I would love to hear what the comedian and once upon-a-time folk singer Billy Connolly would have to say about the playing of the Corn Na Lliran (Bronze Age Irish horn) and didgeridoo on the aptly named opening track ‘Bog’ from Wicked Tinkers album Loud. Because you see, on this side of the pond the word bog is often used to refer to the toilet! Now don’t let this put you off the album. For although I thought the horn part was a bit too long, and I was just about to hit the fast-forward button, when the Highland bagpipes and drums set in my confidence was restored. You might say the hairs on the back of my neck stood on end and I found myself reaching for my Claymore, just to kill off a few more sassenachs. For make no mistake about it, this is real sterling music!
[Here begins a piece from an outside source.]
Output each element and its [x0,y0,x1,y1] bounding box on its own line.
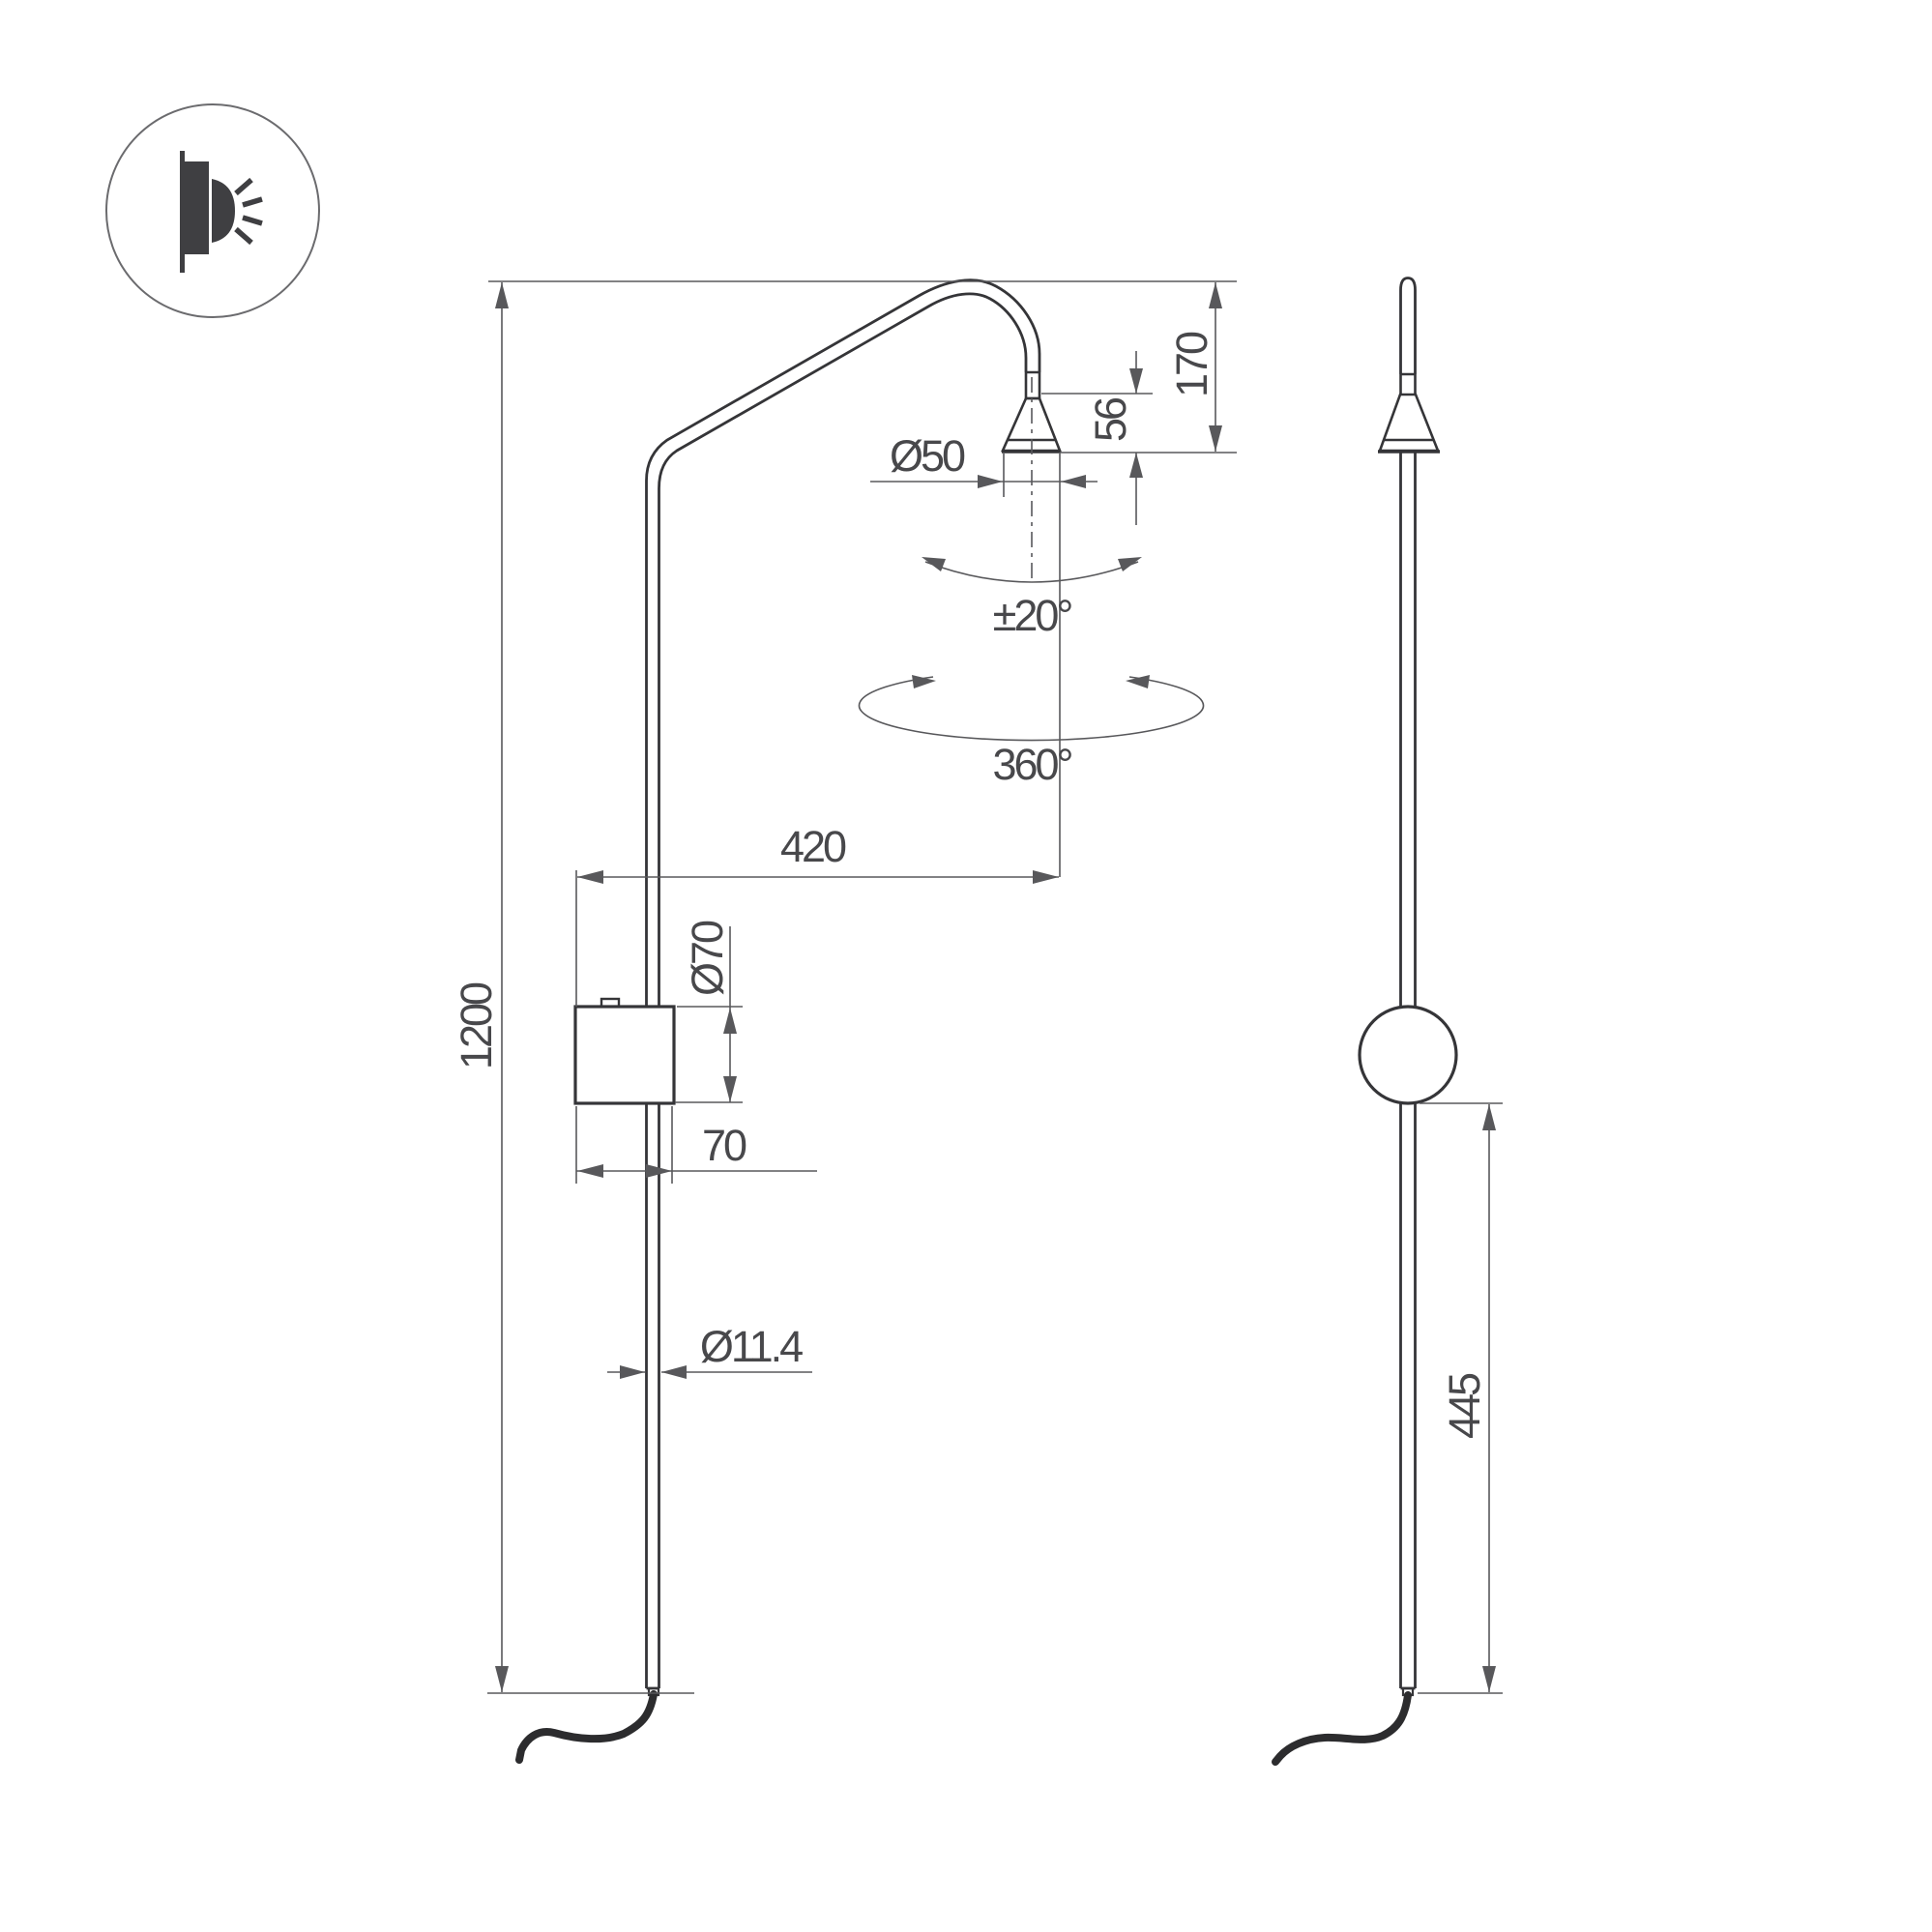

So who are the Wicked Tinkers? Virtually unheard of on my side of the pond. Well, this is the band’s third album, and they are: Aaron Shaw on Highland bagpipes, Scottish small pipes, chanter, trump (jaw harp), and vocals; Wayne Belger on Bronze Age Irish horn, bodhran and backing vocals; Warren Casey makes up half of the thumping and banging department on bass tapan, bodhran, darabukka, whistle, and backing vocals; along with Keith Jones on snare drums, djembe, bongos, timbale and backing vocals. All of them hail from the Los Angeles, California. Recording them must have been a technical nightmare, but Scott Fraser at Architecture in L.A. has done a good job.
On this album you have what the Wicked Tinkers call Gaelic bagpipe music, not the refined playing of a normal pipe band, but their own version of what the ancient tribal bands might have been like. It’s the sort of sound you might have heard at Scottish weddings, ceilidhs, or around the campfires of a highland raiding party. Before playing the album, on reading the sleeve notes, I wondered how the hell they could make an album consisting of a bent piece of Irish plumbing (that does not even have a mouth piece!), Highland bagpipes and some drums even remotely entertaining to anyone other than a Scotsman. Well I am here to tell you they have! The repertoire depends mainly on tunes from the Scottish Highlands. Jigs and reels, strathspeys, marching and battle tunes, mixed in with some Irish reels and a slow aire, plus a lament. There is just one song on the album, ‘I Will Go’, blended in with the tune to ‘Hey Johnny Cope’. The set comes to an end with the funeral march “Lochaber No More.”
The eponymous track “Wicked Tinkers” is a set of four tunes consisting of a couple of contemporary works such as “Farewell to Whiskey” by Michael Mullen and “The Wicked Tinkers” and “Donald Varella’s Jig” named after the author. “Percussion Suite” after a fade-in, has what I think is a short song by Warren in Macedonian or Bulgarian, but whatever it is, it sounds okay.
I am the first to admit that bagpipes may not be to everybody’s taste, but I defy anyone to keep their feet still when the penultimate “Reel Jam” kicks in after “Piobaireachd” (lament for Donald Duaghal MacKay, trad). It is a collection of favorites like “Sleepy Maggie,” “Sugar Merchant,” “High Road to Linton,” “Jock Wilson’s Ball” and more. But of course the album has to end with a set headed by “Flower of Scotland” by Roy Williamson and the traditional tune “Black Bear,” two of my all time favourites!
When in Edinburgh, I once asked a similar sounding band “Where do you practice?” their reply was “Och, never the same place twice!” If you are a fan of Deaf Shepherd or such like, you must get this album. Wicked Tinkers are obviously fun loving guys and have produced a great album here. Even if you think you do not like pipe music, this could well change your mind. Pour yourself a glass of single malt Scotch whiskey, sit back and let the music sink in.